The classroom environment is sometimes referred to as the “third teacher,” influencing the ways in which students engage in the learning that happens in our spaces. The environment reflects the priorities of that class. I need my classroom to support active learners. Chickering and Erhmann write about the need for students to get hands-on with their learning. A learning space should reflect that idea. “Learning is not a spectator sport. Students do not learn much just sitting in classes listening to teachers, memorizing prepackaged assignments, and spitting out answers. They must talk about what they are learning, write reflectively about it, relate it to past experiences, and apply it to their daily lives. They must make what they learn part of themselves.”
A couple of years ago, I had an opportunity to put this idea into practice when I redesigned my learning space to reflect some of the brain research coming out. Students need flexible learning spaces to encourage active learning. Educators Erin Klein, AJ Juliani, Ben Gilpin, and Robert Dillion hosted a classroom redesign contest on their site Classroom Cribs, selecting my classroom as one of the grand finalists. “Redesigning spaces to maximize learning is primarily a shift in culture and mindset,” they write in their book Redesigning Learning Spaces. It was at this time that I moved my teacher’s desk and podium away from the front of the room, and spent more time creating spaces where students could collaborate and share.

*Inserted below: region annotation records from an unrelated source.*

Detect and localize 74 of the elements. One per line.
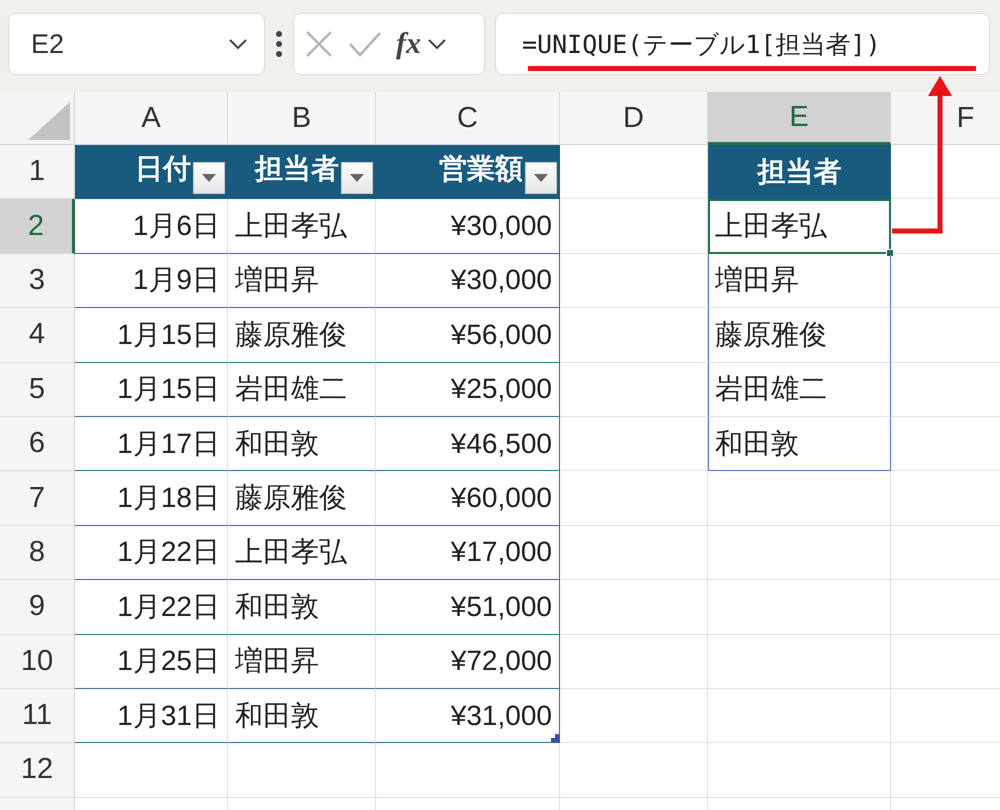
table-cell: 1月17日 (75, 416, 228, 472)
header-label: 日付 (135, 152, 191, 186)
table-cell: 1月18日 (75, 471, 228, 526)
table-cell: 1月6日 (75, 199, 228, 254)
chevron-down-icon[interactable] (228, 38, 248, 50)
table-cell: 増田昇 (228, 634, 376, 689)
resize-handle-icon[interactable] (551, 734, 559, 742)
table-cell: 1月22日 (75, 580, 228, 635)
header-label: 営業額 (439, 152, 523, 186)
row-header[interactable]: 11 (0, 688, 75, 744)
column-header[interactable]: A (75, 92, 228, 145)
column-header[interactable]: D (560, 92, 708, 145)
row-header[interactable]: 3 (0, 254, 75, 308)
caret-down-icon (534, 174, 548, 182)
row-header[interactable]: 1 (0, 145, 75, 200)
table-cell: 上田孝弘 (228, 199, 376, 254)
table-cell: 岩田雄二 (228, 362, 376, 417)
table-cell: 和田敦 (228, 580, 376, 635)
table-cell: 増田昇 (228, 254, 376, 308)
table-cell: ¥31,000 (376, 688, 560, 744)
name-box[interactable]: E2 (8, 13, 265, 75)
table-cell: ¥30,000 (376, 199, 560, 254)
row-header[interactable]: 7 (0, 471, 75, 526)
table-cell[interactable]: 岩田雄二 (708, 362, 891, 417)
table-cell[interactable]: 藤原雅俊 (708, 308, 891, 363)
row-header[interactable]: 2 (0, 199, 75, 254)
insert-function-button[interactable]: fx (396, 27, 421, 61)
table-cell: ¥60,000 (376, 471, 560, 526)
table-cell: 1月31日 (75, 688, 228, 744)
table-cell: 1月9日 (75, 254, 228, 308)
caret-down-icon (202, 174, 216, 182)
filter-button[interactable] (341, 162, 373, 194)
table-cell[interactable]: 増田昇 (708, 254, 891, 308)
more-options-icon[interactable] (275, 30, 283, 58)
chevron-down-icon[interactable] (427, 38, 447, 50)
table-cell: ¥17,000 (376, 526, 560, 580)
filter-button[interactable] (525, 162, 557, 194)
table-cell: ¥51,000 (376, 580, 560, 635)
table-cell: ¥56,000 (376, 308, 560, 363)
table-cell: 1月25日 (75, 634, 228, 689)
table-cell[interactable]: 和田敦 (708, 416, 891, 472)
caret-down-icon (350, 174, 364, 182)
cancel-icon[interactable] (304, 29, 334, 59)
header-cell: 担当者 (708, 145, 891, 200)
column-header[interactable]: F (891, 92, 1000, 145)
table-cell: 和田敦 (228, 416, 376, 472)
row-header[interactable]: 8 (0, 526, 75, 580)
table-cell: ¥72,000 (376, 634, 560, 689)
row-header[interactable]: 6 (0, 416, 75, 472)
row-header[interactable]: 12 (0, 743, 75, 798)
select-all-icon[interactable] (28, 102, 70, 140)
column-header[interactable]: E (708, 92, 891, 145)
table-cell: ¥30,000 (376, 254, 560, 308)
row-header[interactable]: 5 (0, 362, 75, 417)
checkmark-icon[interactable] (348, 30, 382, 58)
table-cell: 上田孝弘 (228, 526, 376, 580)
row-header[interactable]: 4 (0, 308, 75, 363)
filter-button[interactable] (193, 162, 225, 194)
fill-handle[interactable] (886, 248, 894, 257)
table-cell: ¥46,500 (376, 416, 560, 472)
column-header[interactable]: C (376, 92, 560, 145)
row-header[interactable]: 9 (0, 580, 75, 635)
table-cell: 藤原雅俊 (228, 471, 376, 526)
table-cell: 1月22日 (75, 526, 228, 580)
table-cell: 和田敦 (228, 688, 376, 744)
table-cell: 藤原雅俊 (228, 308, 376, 363)
formula-field[interactable]: =UNIQUE(テーブル1[担当者]) (495, 13, 990, 75)
table-cell: ¥25,000 (376, 362, 560, 417)
row-header[interactable]: 10 (0, 634, 75, 689)
column-header[interactable]: B (228, 92, 376, 145)
table-cell: 1月15日 (75, 362, 228, 417)
table-cell[interactable]: 上田孝弘 (708, 199, 891, 254)
header-label: 担当者 (255, 152, 339, 186)
table-cell: 1月15日 (75, 308, 228, 363)
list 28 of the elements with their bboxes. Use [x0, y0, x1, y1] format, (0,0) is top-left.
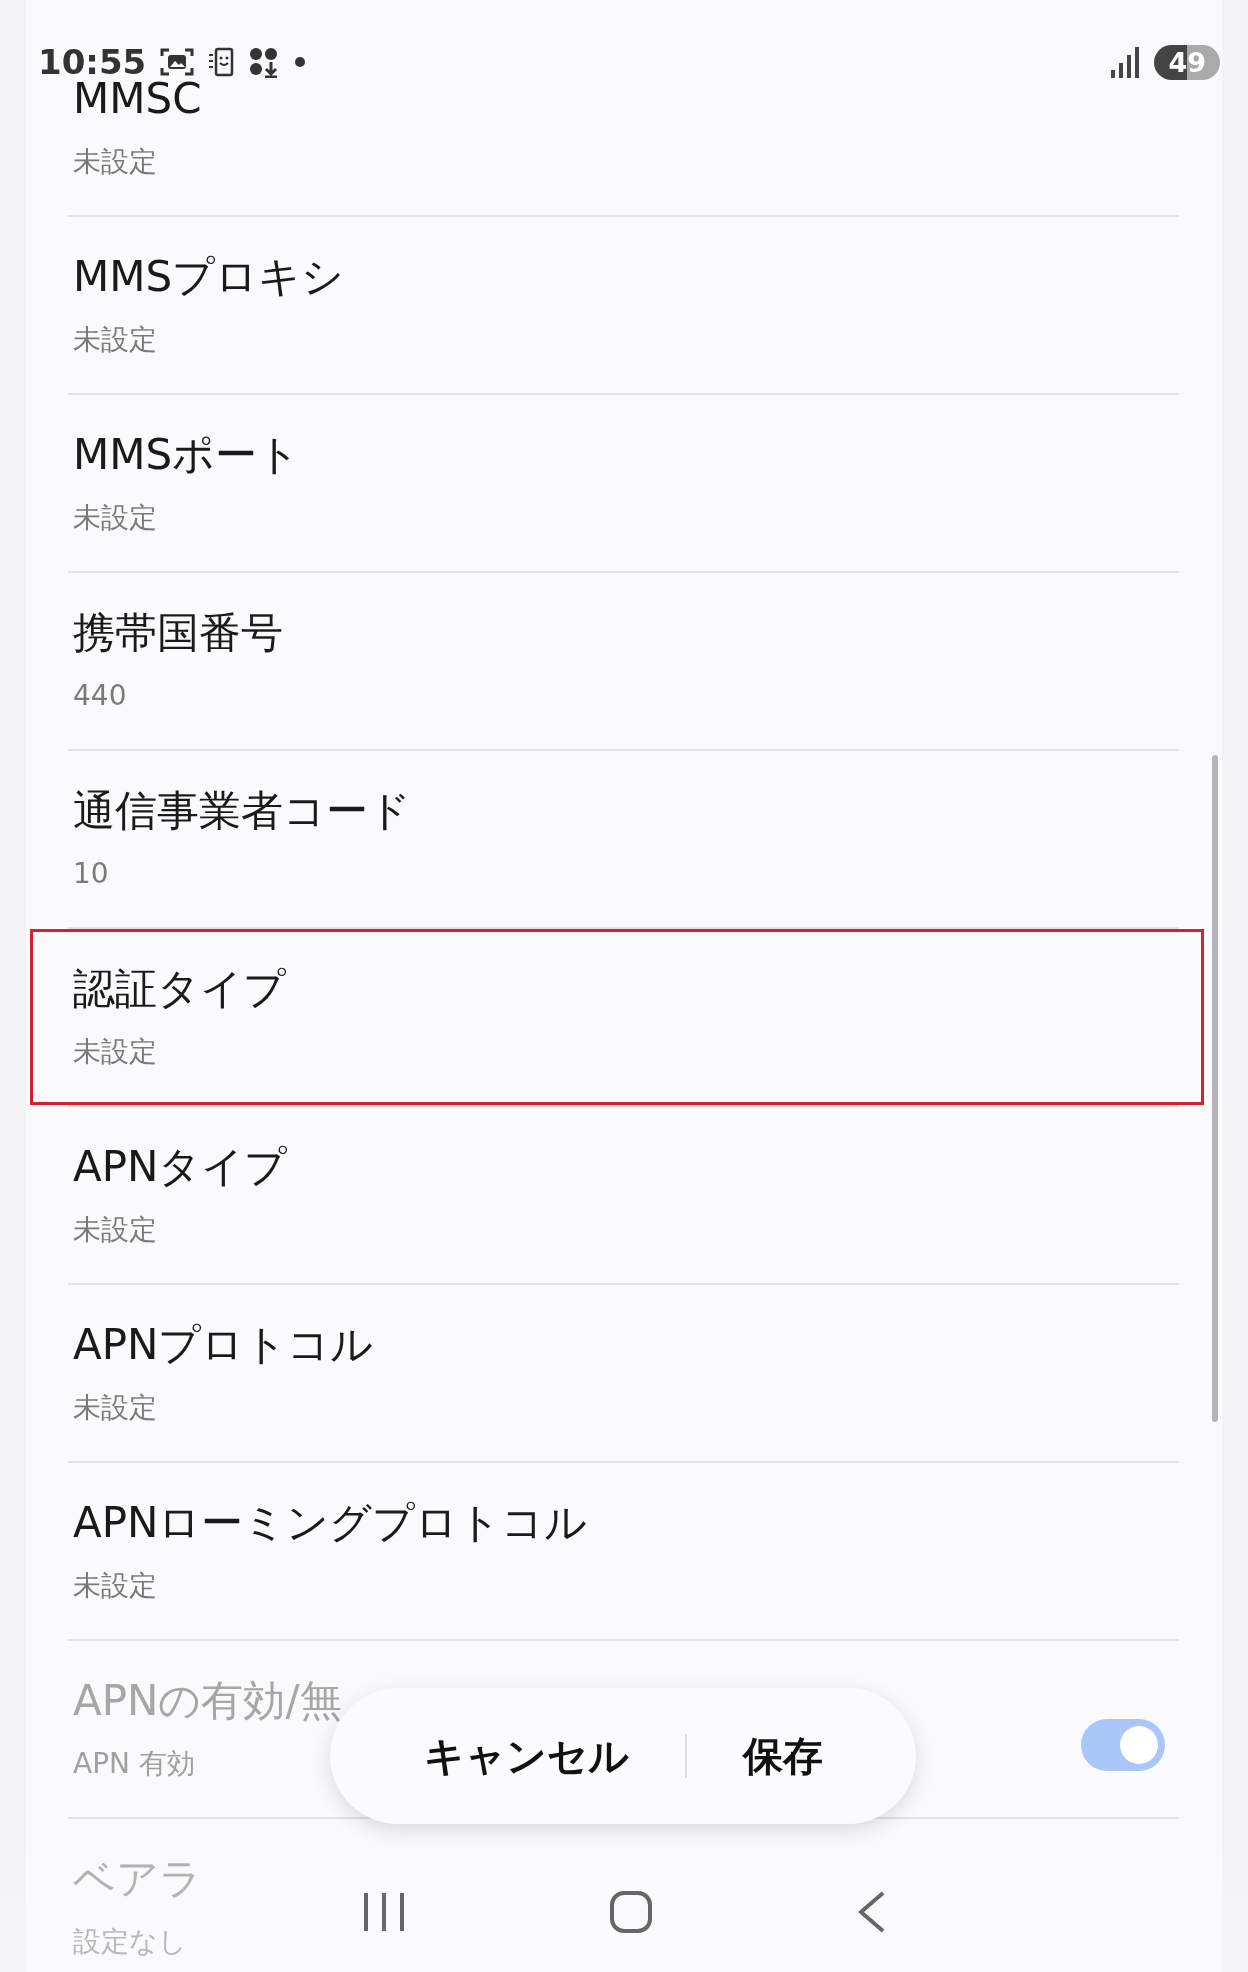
screenshot-icon: [160, 47, 195, 77]
home-icon[interactable]: [609, 1890, 653, 1934]
setting-title[interactable]: APNプロトコル: [73, 1319, 374, 1371]
setting-title[interactable]: 認証タイプ: [73, 963, 286, 1015]
setting-title[interactable]: APNローミングプロトコル: [73, 1497, 588, 1549]
setting-value: 未設定: [73, 500, 157, 536]
signal-icon: [1110, 46, 1141, 78]
setting-value: 未設定: [73, 1568, 157, 1604]
setting-value: 未設定: [73, 322, 157, 358]
setting-title[interactable]: 携帯国番号: [73, 607, 283, 659]
setting-value: 未設定: [73, 1212, 157, 1248]
phone-vibrate-icon: [208, 47, 235, 77]
setting-value: 未設定: [73, 144, 157, 180]
recent-apps-icon[interactable]: [361, 1891, 406, 1933]
action-button[interactable]: 保存: [720, 1718, 845, 1794]
setting-title[interactable]: MMSポート: [73, 429, 301, 481]
setting-value: 設定なし: [73, 1924, 187, 1960]
setting-value: 10: [73, 856, 109, 892]
setting-value: APN 有効: [73, 1746, 195, 1782]
setting-title[interactable]: MMSプロキシ: [73, 251, 345, 303]
setting-value: 未設定: [73, 1034, 157, 1070]
action-button[interactable]: キャンセル: [401, 1718, 651, 1794]
back-icon[interactable]: [856, 1890, 887, 1934]
setting-title[interactable]: 通信事業者コード: [73, 785, 411, 837]
notification-dot-icon: [294, 56, 307, 68]
setting-value: 未設定: [73, 1390, 157, 1426]
setting-title[interactable]: APNタイプ: [73, 1141, 288, 1193]
setting-value: 440: [73, 678, 127, 714]
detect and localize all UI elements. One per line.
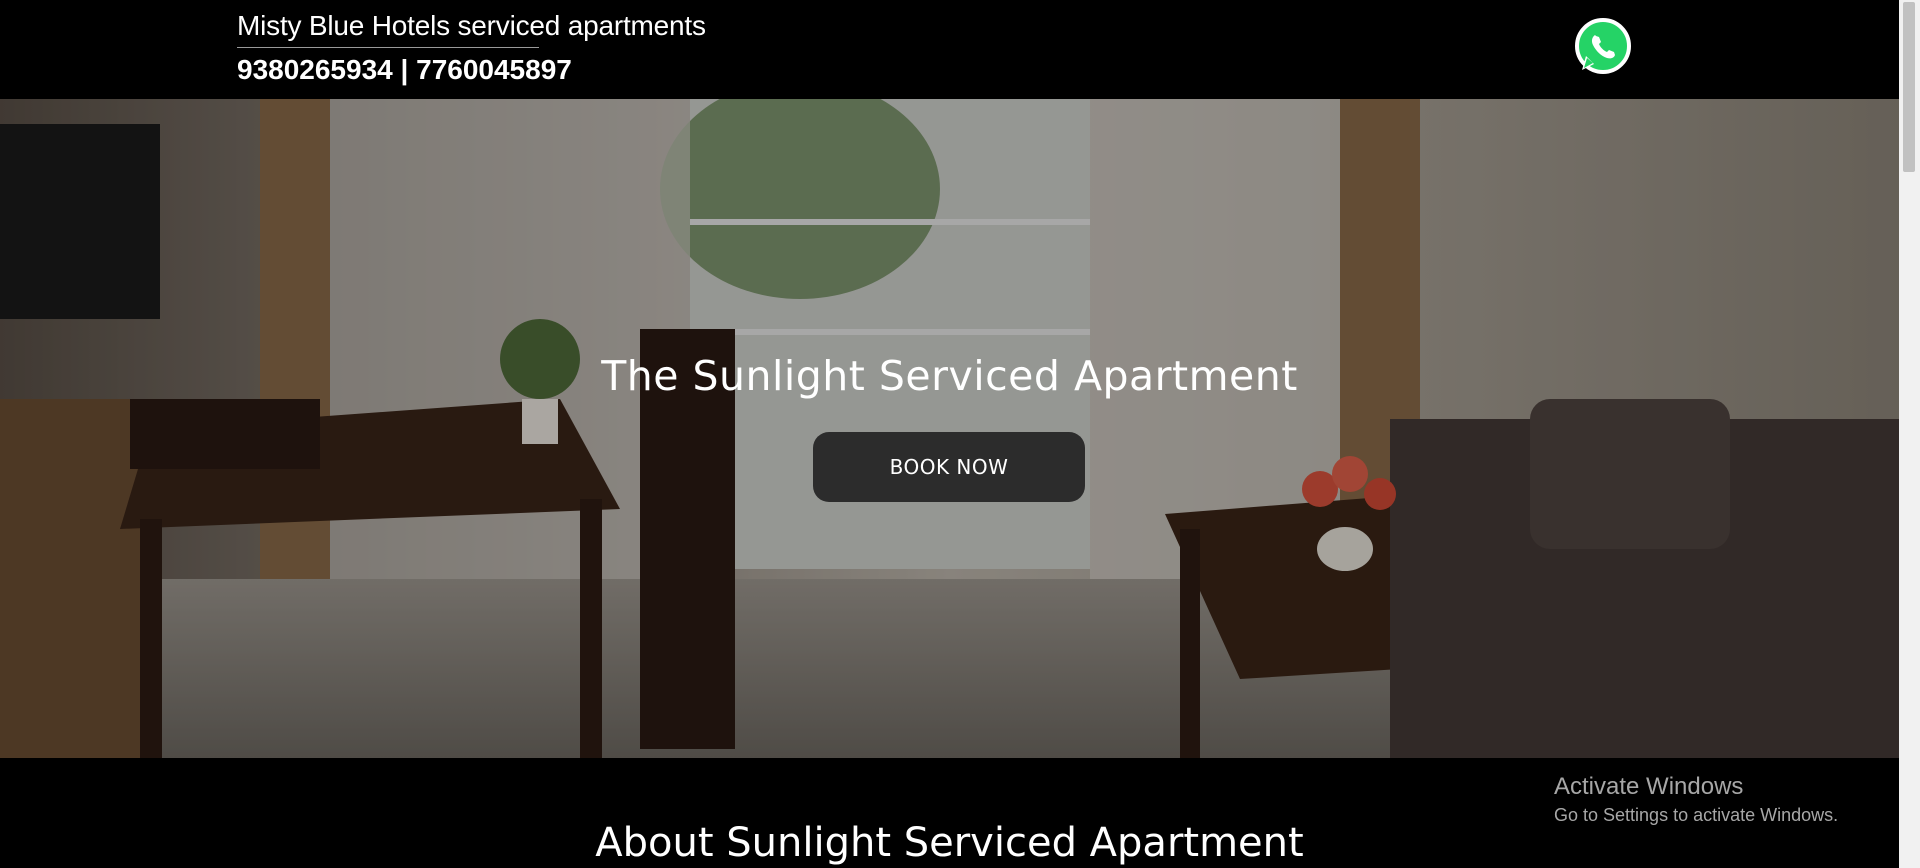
about-section-title: About Sunlight Serviced Apartment — [595, 820, 1304, 866]
watermark-line-2: Go to Settings to activate Windows. — [1554, 805, 1839, 825]
phone-numbers[interactable]: 9380265934 | 7760045897 — [237, 54, 572, 86]
hero-title: The Sunlight Serviced Apartment — [601, 352, 1298, 400]
watermark-line-1: Activate Windows — [1554, 773, 1744, 800]
brand-divider — [237, 47, 539, 48]
whatsapp-icon[interactable] — [1572, 16, 1634, 78]
site-header: Misty Blue Hotels serviced apartments 93… — [0, 0, 1899, 99]
activate-windows-watermark: Activate Windows Go to Settings to activ… — [1554, 773, 1838, 826]
brand-name[interactable]: Misty Blue Hotels serviced apartments — [237, 10, 706, 42]
hero-dark-overlay — [0, 99, 1899, 758]
book-now-button[interactable]: BOOK NOW — [813, 432, 1085, 502]
hero-section: The Sunlight Serviced Apartment BOOK NOW — [0, 99, 1899, 758]
scrollbar-thumb[interactable] — [1903, 2, 1915, 172]
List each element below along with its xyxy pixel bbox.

These days, my room is loud. And I need it to be. I see my students for only 55 minutes each day. I need my students to use this time to collaborate, to connect, and to create. Teaching in a rural district means that many of my students don’t have the means or time to travel after school to meet with a classmate to work on a project. Some of my students drive as much as 30 minutes to get to school each morning. Many of my students work after school jobs. Some work more than one. The classroom is the place where my students have time to connect. I view my classroom as a workshop. This is my students time and space to “make what they learn part of themselves.”
And that can look very different for each student. George needs to move. He’s one of the EI students in my classroom. He knows that he sometimes needs to remove himself from a conversation. Sometimes he needs to move into a conversation. He needs a chair he can pick up and move. Michael doesn’t. Michael needs a corner, maybe a pillow to lean on, so that he can put on his noise-cancelling earbuds and write his blog post. Hannah and Abby need chairs right next to each other, not across from one another, so that they can share a computer screen while they craft an email together to gather information for their research. I need a flexible space to reflect all the various ways in which my students learn.